The First Swallow of Beer


IMG_0113The First Swallow of Beer

It’s the only one that really matters. After that they drag on – longer and more banal, less striking and more anodyne, providing nothing but a tepid bloating, a cloying richness. You may perhaps rediscover the final gulp, but only with the sobering knowledge that it’s the last…

But that first swallow! Swallow? It starts way before the swallowing. On the lips a frothing gold, the freshness amplified by the foam, then slowly on the palate a wash of happiness, a hint of sifted bitterness. How it takes your over, that first gulp! You take it in straight away, with a sinful, intrinsic greed. And, before you know it, the whole drama has already been played out: the quantity, which is neither too much nor too little (and therefore makes for the ideal start); the well-being immediately highlighted by a sigh, a smack of the tongue, or an equivalent silence that’s just as good; the way in which for a moment you’re almost convinced that this pleasure could continue into infinity…

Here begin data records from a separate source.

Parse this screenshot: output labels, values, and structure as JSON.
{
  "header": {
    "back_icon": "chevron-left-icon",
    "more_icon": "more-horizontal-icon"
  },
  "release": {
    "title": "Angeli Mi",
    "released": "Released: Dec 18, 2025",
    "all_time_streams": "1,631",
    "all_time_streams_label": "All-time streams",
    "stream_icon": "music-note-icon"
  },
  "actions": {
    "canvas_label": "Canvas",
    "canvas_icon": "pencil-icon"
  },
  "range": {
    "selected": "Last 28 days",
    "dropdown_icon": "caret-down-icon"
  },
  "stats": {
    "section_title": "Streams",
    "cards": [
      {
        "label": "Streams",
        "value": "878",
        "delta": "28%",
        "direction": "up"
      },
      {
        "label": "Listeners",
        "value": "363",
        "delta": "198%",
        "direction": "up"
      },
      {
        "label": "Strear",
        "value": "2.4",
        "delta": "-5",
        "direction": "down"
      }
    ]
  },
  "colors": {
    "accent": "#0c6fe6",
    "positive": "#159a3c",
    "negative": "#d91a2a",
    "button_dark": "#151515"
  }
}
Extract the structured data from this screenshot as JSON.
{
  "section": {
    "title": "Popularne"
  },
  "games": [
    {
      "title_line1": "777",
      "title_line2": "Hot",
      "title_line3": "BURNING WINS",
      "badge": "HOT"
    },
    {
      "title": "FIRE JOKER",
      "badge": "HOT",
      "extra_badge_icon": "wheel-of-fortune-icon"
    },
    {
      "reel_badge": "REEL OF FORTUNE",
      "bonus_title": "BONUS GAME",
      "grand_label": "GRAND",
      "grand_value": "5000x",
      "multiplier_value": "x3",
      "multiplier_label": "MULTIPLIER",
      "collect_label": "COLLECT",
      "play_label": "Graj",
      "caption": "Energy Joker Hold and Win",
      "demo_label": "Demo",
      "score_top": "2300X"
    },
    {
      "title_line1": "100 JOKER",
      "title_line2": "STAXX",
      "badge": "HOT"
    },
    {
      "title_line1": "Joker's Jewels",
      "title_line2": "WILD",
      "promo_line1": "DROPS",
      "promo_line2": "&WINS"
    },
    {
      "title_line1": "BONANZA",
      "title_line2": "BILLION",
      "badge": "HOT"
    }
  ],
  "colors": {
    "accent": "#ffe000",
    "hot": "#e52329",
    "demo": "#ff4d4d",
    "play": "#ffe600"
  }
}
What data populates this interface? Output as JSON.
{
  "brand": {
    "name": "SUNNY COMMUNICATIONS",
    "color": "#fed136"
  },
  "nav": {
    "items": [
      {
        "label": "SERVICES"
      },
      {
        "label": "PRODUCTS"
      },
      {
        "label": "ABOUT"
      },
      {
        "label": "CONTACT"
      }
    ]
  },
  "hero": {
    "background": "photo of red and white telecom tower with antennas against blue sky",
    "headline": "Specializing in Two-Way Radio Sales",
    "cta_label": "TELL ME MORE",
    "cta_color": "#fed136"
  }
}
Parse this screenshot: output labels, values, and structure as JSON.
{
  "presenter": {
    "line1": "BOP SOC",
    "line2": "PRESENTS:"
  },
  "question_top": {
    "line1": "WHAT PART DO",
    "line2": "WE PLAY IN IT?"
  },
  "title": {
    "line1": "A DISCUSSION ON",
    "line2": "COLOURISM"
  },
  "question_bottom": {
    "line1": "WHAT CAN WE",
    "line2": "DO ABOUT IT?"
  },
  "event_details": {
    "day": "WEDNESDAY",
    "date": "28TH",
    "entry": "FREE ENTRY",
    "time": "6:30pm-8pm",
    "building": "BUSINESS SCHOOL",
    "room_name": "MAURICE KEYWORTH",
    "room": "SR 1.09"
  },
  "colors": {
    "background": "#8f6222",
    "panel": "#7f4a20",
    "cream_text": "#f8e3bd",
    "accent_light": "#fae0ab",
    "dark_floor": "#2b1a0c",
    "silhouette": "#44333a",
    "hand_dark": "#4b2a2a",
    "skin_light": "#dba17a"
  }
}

But, you there’s no fooling yourself. The best has passed.
You put down your glass on the little square coaster and slide it away slowly. You savor the color, a false honey, like chilled sunlight. Above all a ritual of wisdom and waiting, you want to understand the miracle, which has arrived and already flitted away. You re-read on the side of the glass with satisfaction the exact name of the beer which you have just ordered. But, no matter the rapport between content and container, nothing can make it full once again. You want to distill the secret of that pure gold, to lock it away in formulae. But, sitting at the little white sun-splashed table, the disillusioned alchemist can only save face, and drink more and more beer with less and less joy. It’s a bitter state of happiness: you drink to forget the first mouthful. 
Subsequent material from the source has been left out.